Il segno di
Sergio Fermariello (Napoli, 1961) è iniziato come
un’iscrizione, un grafismo rudimentale, arcaico ma sofisticato, che lo ha
portato a coniare una cifra stilistica tutta sua: un guerriero stilizzato che
sembra disceso direttamente dalle pareti di una grotta preistorica. Un graffito
che si replica illimitatamente come una sommossa, il sovvertimento di un ordine
che s’impone di dominare il caos e lo costringe a diventare forma.
In un certo senso, l’artista parte dal gesto: un gesto
umano, quello della sua mano, che trova sulla superficie una dimensione che può
essere piccola, piccolissima, o grande a dismisura. È come inventare un nuovo
linguaggio visivo a partire da un unico elemento ripetuto serialmente, ricerca
che in Italia era già stata affrontata da
Capogrossi, da
Dorazio, da
Carla Accardi, i quali avevano trovato nella
ripetizione un ritmo generato naturalmente dalla qualità originaria del segno.
Figlio di un’epoca mediatica, Fermariello iscrive il suo
codice tribale in una trama fitta in cui l’occhio si perde nel tessuto visivo,
rintracciando tutto il percorso di ogni singolo logo, quasi simbolo di un
anonimato collettivo che si diffonde come un’epidemia nel territorio urbano.

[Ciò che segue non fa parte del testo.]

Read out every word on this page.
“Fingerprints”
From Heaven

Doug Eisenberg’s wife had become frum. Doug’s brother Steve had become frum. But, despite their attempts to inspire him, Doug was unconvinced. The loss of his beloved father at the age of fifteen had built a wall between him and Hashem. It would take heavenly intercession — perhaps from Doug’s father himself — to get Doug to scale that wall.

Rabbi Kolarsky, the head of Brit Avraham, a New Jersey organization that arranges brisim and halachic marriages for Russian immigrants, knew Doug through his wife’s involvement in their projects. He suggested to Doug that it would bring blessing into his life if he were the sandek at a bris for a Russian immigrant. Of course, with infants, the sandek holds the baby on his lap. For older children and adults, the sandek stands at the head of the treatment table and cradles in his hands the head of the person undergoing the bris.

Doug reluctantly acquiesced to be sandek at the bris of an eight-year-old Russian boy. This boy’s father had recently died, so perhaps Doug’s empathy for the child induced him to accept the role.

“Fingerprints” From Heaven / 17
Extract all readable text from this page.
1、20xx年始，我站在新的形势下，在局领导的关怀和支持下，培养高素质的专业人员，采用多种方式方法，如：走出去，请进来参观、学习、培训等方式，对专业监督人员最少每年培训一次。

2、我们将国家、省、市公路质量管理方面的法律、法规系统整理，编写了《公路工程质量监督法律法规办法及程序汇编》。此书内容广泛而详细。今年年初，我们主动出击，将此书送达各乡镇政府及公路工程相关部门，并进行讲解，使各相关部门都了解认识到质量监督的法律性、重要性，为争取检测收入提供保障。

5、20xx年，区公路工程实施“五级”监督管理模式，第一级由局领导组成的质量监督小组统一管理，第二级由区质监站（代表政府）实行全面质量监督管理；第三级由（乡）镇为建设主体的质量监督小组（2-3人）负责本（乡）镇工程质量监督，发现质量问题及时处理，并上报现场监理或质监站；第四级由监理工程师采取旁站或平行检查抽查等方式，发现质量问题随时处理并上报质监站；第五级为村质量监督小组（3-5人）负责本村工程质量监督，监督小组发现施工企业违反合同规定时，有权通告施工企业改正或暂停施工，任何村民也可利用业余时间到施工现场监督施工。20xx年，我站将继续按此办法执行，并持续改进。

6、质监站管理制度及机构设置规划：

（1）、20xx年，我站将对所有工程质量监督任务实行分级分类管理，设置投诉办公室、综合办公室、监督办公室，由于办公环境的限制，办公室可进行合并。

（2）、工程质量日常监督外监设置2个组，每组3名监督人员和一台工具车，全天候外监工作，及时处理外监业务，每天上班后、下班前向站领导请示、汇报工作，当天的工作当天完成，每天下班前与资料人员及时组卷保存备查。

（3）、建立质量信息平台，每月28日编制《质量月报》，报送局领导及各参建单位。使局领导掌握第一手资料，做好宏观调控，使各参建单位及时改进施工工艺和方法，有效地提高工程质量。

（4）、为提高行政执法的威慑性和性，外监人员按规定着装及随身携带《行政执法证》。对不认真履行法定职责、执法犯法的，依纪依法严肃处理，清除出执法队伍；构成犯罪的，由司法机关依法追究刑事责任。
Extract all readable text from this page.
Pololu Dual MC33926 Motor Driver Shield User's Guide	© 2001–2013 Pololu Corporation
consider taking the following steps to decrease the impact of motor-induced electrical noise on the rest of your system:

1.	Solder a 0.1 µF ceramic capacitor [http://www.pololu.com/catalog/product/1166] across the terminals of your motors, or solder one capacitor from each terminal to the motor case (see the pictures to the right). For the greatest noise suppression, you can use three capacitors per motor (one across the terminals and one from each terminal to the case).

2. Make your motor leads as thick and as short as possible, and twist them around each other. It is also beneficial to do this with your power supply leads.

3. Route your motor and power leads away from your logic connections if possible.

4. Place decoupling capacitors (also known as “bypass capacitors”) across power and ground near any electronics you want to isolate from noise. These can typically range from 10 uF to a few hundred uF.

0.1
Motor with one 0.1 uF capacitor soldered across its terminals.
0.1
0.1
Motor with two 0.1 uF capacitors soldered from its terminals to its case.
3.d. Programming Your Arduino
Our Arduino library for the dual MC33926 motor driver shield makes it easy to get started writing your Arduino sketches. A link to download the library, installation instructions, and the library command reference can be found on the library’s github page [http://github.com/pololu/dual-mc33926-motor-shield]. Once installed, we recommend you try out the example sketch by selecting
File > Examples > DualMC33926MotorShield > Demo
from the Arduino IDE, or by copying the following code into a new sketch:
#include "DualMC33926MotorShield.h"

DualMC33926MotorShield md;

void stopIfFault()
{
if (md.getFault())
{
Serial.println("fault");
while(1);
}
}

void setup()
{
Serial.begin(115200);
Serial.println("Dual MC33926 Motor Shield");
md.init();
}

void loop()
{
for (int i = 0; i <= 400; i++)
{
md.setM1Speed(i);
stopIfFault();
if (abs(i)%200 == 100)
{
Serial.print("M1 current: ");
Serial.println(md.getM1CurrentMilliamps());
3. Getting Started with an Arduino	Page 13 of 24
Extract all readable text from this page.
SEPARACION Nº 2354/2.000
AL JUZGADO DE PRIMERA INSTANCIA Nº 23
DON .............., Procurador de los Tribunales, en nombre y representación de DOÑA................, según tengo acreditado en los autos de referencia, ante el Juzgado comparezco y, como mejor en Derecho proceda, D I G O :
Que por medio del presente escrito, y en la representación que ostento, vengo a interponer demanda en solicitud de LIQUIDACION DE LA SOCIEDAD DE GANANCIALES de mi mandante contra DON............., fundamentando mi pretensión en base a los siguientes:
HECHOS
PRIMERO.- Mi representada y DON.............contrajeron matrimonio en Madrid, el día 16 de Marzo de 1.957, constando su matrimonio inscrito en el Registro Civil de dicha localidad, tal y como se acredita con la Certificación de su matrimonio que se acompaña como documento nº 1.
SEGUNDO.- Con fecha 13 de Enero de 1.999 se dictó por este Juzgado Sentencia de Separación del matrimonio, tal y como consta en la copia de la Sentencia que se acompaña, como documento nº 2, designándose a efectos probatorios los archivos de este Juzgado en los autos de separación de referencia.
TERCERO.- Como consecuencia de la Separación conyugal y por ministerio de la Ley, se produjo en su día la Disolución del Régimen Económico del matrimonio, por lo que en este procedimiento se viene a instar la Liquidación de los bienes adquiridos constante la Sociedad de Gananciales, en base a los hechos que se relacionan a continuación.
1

La
sua è un’animazione fredda, che si riscalda nella stesura manuale, nella scelta
dei materiali trattati con il calore delle luci del Mediterraneo.
In queste nove opere, provenienti dal Museo Niterói di Rio
de Janeiro, che si sviluppano come altrettante installazioni in ognuna delle
sale dello storico Palazzo Roccella, l’artista ha sperimentato l’uso di nuovi
materiali di supporto, che gli consentono un rapporto di scambio più funzionale
con l’architettura e l’ambiente.
L’acciaio lucido, temperato o sabbiato fino a renderlo
opaco, il ferro ossidato e riscaldato dalla ruggine, come nelle opere
monumentali di
Richard Serra, formano strati sovrapposti e alternati in cui s’incide
il segno dilatato a dimensioni macroscopiche. Trasformandosi in materia viva,
in un emblema forte ed espressivo.
In una delle sale s’inseguono sulle pareti tanti barracuda
luccicanti, le sagome affusolate, scomposte in lamine d’acciaio distanziate fra
loro. E si ricompongono muovendosi nello spazio, stabilendo così un rapporto
diretto, co-esistenziale col fruitore.
La migrazione è, metaforicamente parlando, l’effetto
generato da questa forza dinamica, il cui percorso sembra non tornare mai al
punto di partenza. In un lungo pannello che percorre la parete di una delle
sale come un fregio, il segno rimpicciolito è come una calligrafia che si snoda
lungo il nastro, è un Dna che ha qualcosa di umano. Ma è anche elemento
iconografico, dove le lance e gli scudi di questi piccoli guerrieri sono lo “0”
e l’“1” del sistema binario.
In altre parole, è un segno che ha una struttura costante
con valenze plurime, contenendo in sé la virtualità d’infiniti contesti.